Monday, August 14, 2006

Michael Pollan called the #2 corn created by the nations farmers a biomass. It seems that farm policy created by Earl Butz (secretary of agriculture under Nixon), encourages a glut in the more generic version of corn often used by the industrial food complex. This glut becomes the fodder for the brightest food chemists industry has to offer. The result....foods our Grandma would not recognize. Pollan says if Grandma wouldn't recognize it, we shouldn't eat it.

From the economist point of view. The government takes the view that externalities, (things that have either positive or negative effect that goes beyond the price paid for them), must be either taxed or subsidized. If corn is subsidized (ostensibly because it is somehow undervalued), more corn will be produced than consumers really want. As David Friedman's delightful Intermediate Micro-Economic Text reminds us, through a potato metaphor (ironically enough), consumer welfare is ultimately worse off because of the subsidy altered equilibrium. Pollan would tell us that the #2 corn glut has an opportunity cost of less processed foods.

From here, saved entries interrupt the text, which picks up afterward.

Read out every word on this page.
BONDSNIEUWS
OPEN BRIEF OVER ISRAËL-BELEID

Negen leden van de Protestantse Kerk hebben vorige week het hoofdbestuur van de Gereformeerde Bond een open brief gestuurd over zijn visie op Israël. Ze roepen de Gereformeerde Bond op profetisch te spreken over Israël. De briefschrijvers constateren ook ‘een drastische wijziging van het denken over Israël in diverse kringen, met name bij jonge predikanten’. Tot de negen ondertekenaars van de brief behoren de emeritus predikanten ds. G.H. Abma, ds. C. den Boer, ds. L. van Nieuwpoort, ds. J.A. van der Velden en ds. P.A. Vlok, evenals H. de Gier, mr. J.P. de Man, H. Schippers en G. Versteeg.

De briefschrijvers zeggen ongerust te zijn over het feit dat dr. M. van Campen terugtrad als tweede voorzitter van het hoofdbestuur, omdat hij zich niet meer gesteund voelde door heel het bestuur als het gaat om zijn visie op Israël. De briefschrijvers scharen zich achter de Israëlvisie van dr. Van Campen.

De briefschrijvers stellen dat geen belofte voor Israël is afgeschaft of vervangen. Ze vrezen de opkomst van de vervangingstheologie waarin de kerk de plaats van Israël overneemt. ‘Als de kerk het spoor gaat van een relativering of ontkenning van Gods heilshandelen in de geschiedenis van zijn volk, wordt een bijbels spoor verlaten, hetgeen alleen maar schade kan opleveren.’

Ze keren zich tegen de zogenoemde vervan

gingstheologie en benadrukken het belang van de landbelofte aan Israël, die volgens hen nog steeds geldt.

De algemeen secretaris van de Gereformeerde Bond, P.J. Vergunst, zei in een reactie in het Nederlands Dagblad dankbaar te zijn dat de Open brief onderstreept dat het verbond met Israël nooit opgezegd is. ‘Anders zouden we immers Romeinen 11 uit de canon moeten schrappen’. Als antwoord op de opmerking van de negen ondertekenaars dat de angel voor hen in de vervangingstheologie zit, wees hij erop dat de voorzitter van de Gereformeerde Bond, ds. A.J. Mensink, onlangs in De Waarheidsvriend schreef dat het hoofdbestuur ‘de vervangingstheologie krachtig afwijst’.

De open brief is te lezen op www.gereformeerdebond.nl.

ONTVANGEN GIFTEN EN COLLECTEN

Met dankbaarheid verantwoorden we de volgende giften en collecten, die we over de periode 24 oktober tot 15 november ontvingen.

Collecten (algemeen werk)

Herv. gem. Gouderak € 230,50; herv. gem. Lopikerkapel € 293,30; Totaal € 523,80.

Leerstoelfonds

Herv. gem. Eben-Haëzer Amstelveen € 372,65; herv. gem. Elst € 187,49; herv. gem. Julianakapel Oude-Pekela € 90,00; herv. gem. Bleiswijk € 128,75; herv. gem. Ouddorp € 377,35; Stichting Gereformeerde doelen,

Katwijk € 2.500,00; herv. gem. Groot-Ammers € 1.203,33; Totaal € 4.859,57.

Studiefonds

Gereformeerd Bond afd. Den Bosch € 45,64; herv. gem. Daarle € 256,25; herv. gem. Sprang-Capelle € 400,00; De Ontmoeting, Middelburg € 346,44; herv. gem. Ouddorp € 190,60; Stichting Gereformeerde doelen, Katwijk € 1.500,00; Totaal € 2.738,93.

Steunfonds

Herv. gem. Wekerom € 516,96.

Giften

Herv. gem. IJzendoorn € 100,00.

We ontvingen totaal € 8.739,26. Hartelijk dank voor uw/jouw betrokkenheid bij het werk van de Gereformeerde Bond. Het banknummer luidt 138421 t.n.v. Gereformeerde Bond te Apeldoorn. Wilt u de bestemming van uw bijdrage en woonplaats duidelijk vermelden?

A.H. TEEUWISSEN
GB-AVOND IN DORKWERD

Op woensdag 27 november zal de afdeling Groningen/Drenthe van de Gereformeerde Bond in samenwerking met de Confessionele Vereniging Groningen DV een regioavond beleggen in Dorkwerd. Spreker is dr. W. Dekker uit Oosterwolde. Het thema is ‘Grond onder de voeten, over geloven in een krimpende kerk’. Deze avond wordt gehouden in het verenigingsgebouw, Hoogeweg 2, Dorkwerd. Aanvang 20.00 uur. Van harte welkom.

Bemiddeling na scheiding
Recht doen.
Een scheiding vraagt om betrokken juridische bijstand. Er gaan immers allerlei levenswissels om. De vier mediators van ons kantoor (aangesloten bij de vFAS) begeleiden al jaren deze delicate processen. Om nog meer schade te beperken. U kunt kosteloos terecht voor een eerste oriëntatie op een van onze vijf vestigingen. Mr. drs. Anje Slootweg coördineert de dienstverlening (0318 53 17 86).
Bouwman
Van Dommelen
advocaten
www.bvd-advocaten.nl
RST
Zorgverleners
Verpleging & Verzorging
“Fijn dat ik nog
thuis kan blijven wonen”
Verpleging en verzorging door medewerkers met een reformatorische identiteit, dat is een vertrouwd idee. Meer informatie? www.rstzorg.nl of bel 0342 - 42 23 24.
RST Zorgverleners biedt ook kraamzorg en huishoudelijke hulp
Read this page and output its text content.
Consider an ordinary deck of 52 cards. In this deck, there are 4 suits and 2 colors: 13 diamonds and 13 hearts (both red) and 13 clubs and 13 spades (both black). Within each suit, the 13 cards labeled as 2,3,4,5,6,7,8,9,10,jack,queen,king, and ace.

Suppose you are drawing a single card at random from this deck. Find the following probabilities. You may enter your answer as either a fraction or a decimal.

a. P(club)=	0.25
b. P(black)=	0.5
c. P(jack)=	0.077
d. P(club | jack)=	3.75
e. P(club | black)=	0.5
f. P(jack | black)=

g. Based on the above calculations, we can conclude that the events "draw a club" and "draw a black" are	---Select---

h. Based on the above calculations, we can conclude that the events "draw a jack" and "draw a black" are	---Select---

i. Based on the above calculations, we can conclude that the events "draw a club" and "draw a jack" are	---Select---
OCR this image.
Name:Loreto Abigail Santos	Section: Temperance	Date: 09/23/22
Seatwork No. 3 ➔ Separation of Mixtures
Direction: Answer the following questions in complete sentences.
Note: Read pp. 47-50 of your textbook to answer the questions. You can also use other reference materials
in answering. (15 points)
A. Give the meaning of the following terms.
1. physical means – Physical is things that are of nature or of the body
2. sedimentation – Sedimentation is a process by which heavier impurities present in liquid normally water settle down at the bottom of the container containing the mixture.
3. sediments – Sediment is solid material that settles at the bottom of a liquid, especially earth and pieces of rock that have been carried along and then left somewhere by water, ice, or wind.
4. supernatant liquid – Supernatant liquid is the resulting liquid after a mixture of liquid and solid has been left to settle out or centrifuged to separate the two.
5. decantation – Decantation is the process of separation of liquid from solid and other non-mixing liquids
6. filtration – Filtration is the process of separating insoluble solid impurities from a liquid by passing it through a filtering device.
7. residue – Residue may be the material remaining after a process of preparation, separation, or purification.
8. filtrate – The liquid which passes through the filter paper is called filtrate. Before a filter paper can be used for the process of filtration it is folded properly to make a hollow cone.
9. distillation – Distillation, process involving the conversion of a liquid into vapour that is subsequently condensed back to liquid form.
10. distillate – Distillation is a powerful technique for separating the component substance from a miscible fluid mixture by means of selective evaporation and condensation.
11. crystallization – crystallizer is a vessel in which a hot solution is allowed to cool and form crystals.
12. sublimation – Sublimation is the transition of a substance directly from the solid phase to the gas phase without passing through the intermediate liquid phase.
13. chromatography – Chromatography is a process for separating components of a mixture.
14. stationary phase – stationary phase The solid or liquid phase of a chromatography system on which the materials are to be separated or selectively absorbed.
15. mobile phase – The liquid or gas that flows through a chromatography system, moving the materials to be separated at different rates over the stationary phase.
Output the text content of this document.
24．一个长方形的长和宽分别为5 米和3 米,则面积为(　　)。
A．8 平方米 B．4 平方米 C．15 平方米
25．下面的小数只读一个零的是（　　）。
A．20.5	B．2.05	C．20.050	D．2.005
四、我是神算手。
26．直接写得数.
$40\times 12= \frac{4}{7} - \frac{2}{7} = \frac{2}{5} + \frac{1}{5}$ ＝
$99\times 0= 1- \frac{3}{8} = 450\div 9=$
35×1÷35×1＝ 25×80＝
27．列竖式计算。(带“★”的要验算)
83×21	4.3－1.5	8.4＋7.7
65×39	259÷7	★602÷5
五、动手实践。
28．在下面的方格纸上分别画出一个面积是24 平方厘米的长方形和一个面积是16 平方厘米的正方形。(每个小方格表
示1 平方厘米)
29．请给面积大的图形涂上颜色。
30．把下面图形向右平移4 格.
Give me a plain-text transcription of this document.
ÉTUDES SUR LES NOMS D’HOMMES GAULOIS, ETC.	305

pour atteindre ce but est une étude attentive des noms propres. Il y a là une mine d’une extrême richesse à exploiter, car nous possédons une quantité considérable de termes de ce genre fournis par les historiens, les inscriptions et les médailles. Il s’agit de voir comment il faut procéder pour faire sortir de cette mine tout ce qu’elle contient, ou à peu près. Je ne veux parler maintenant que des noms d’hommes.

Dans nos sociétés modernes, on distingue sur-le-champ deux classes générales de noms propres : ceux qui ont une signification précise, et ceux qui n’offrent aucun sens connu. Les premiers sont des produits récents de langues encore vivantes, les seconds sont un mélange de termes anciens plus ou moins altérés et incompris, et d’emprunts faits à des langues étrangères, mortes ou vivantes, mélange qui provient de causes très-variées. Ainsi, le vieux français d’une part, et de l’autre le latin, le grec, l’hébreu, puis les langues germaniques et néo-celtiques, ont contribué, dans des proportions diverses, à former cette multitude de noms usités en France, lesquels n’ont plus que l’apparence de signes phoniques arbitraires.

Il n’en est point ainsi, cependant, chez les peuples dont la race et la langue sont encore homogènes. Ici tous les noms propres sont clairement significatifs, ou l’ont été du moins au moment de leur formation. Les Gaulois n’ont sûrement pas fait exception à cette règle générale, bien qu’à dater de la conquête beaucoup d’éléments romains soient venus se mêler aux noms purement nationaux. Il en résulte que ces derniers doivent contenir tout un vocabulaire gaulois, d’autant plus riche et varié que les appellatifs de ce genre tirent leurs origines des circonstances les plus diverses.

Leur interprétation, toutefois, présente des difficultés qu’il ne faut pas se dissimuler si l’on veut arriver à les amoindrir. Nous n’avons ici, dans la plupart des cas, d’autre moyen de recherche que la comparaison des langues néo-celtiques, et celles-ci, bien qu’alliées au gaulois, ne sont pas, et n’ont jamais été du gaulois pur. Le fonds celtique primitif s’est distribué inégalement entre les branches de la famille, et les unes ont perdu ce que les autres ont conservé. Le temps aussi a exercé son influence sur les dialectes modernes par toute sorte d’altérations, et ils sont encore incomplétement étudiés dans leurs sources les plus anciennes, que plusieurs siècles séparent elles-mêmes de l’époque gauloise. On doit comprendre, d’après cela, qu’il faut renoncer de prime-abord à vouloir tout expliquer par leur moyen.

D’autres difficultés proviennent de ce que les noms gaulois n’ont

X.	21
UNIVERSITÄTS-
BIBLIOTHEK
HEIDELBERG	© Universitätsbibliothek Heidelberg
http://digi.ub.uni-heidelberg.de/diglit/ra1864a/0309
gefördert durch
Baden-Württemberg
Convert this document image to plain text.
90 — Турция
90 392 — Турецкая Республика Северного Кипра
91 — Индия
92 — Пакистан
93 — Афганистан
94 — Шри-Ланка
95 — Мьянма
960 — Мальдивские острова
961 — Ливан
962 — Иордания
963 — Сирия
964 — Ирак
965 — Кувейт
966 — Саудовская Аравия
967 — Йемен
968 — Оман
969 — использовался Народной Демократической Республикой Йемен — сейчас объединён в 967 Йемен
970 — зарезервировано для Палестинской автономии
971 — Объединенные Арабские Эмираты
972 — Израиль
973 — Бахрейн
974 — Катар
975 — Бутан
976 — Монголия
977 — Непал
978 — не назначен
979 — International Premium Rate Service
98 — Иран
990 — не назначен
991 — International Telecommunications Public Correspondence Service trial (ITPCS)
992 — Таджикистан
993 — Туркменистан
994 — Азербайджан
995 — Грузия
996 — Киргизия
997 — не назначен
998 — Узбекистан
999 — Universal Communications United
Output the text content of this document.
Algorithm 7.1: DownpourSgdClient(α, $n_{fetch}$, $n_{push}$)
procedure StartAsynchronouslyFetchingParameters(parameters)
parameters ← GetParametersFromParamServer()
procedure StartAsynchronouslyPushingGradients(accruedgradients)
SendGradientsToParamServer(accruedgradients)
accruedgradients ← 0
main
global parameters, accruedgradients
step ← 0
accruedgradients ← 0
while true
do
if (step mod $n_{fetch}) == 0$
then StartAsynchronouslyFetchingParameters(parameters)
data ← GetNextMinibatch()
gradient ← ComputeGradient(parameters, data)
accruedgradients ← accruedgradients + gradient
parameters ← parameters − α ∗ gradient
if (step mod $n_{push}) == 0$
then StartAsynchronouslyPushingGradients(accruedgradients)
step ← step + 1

Net result......Consumers Nutrition suffers.

Tom

Saturday, August 12, 2006

Today I am fascinated with a book I am currently reading and its implications on America's nutritional history. I am reading Michael Pollan's "The Omnivore's Dilemma", which speaks of food chains, the history of corn and our disenfranchisement from a sense of authority concerning the feeding our own bodies. This is not a conspiracy, but a result of the post war industrial infrastructure and a search for agricultural efficiency.

I'll let you know as I finish the book.